A three paragraph essay will have only one strong point in its thesis; in other words, there should be a topic sentence written as the last sentence of the introductory paragraph. This introductory paragraph should begin with an observation relevant to the topic before moving into the thesis statement. The next paragraphs develop the thesis with statements that have supporting details from the text, along with examples, and explanations.
In other words, the body paragraphs develop and support the thesis; also, in the last paragraph there should be a concluding sentence that is a summation of the thesis and main points of the essay.
Regarding the questions on pity:
Here is an earlier passage in the play as Annie Sullivan speaks with Mr. Anagnos at the Perkins Institute before she leaves for Alabama and the Kellers' home:
ANAGNOS: Annie, be humble....You will need their affection, working with this child.
ANNIE: I hope I won't need their pity.
ANAGNOS: Oh, we can all use some pity.
Perhaps, then, the pity that is given to a person should be only enough that causes the giver to become patient in his or her behavior management and teaching. When Annie declares that she wants no pity, she means that she does not want people to feel sorry for her.
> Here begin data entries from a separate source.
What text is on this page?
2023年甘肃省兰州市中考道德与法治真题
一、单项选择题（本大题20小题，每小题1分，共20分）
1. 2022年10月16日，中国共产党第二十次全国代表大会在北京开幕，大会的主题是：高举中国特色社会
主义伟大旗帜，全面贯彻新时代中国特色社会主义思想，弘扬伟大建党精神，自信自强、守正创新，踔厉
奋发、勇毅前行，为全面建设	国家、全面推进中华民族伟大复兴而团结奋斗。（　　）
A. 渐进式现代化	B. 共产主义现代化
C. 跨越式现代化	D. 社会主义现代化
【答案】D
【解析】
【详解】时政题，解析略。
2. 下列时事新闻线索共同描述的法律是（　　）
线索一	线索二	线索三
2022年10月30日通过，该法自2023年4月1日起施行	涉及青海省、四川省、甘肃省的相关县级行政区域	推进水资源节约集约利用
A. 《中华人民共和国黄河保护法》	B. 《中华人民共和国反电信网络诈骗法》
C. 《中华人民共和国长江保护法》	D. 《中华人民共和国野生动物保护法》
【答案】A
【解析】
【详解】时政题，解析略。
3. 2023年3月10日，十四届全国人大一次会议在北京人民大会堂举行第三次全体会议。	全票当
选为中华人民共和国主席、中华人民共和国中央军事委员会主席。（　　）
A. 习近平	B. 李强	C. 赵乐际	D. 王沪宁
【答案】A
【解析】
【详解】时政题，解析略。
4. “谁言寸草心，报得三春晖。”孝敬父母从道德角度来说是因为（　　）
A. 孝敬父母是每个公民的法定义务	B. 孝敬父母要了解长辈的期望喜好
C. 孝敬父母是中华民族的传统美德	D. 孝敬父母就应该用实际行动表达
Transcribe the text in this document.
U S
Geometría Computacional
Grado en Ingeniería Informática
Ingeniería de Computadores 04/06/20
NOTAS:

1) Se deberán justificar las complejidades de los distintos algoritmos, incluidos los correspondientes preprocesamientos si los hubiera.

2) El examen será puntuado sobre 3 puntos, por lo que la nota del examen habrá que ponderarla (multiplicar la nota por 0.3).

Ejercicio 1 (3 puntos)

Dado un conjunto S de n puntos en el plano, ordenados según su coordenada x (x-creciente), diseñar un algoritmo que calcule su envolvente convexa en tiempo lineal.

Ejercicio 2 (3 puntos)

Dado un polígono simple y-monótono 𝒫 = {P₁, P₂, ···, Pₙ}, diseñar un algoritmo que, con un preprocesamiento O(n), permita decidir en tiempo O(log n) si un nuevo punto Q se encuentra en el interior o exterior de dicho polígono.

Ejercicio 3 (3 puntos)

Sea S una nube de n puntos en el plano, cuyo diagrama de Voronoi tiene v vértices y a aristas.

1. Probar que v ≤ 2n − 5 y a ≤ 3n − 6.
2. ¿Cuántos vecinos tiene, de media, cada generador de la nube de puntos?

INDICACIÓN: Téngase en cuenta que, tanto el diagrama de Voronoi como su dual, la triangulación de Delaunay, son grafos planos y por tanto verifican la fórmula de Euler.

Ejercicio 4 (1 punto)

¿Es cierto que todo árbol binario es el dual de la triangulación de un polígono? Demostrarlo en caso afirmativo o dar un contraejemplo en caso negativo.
But, when Mr. Anagnos says that all people can use some pity, he implies that they need compassion. For, by exercising compassion, a person will have patience with others; therefore, if Annie has this understanding and compassion for Helen, she will be a more effective teacher of this girl.
In the narrative of Gibson's play, Annie never pities Helen for being blind and deaf; instead, she demands that Helen behave. On the other hand, she does pity Helen's condition that causes the girl such frustration; so, Annie is stalwart and patient as she continues to spell out words for Annie in the girl's hand. And, she perseveres in her compassion for Helen. Eventually, Annie breaks through the barriers of Helen's handicaps and reaches Helen's brain, as it finally makes the connection between things and their names.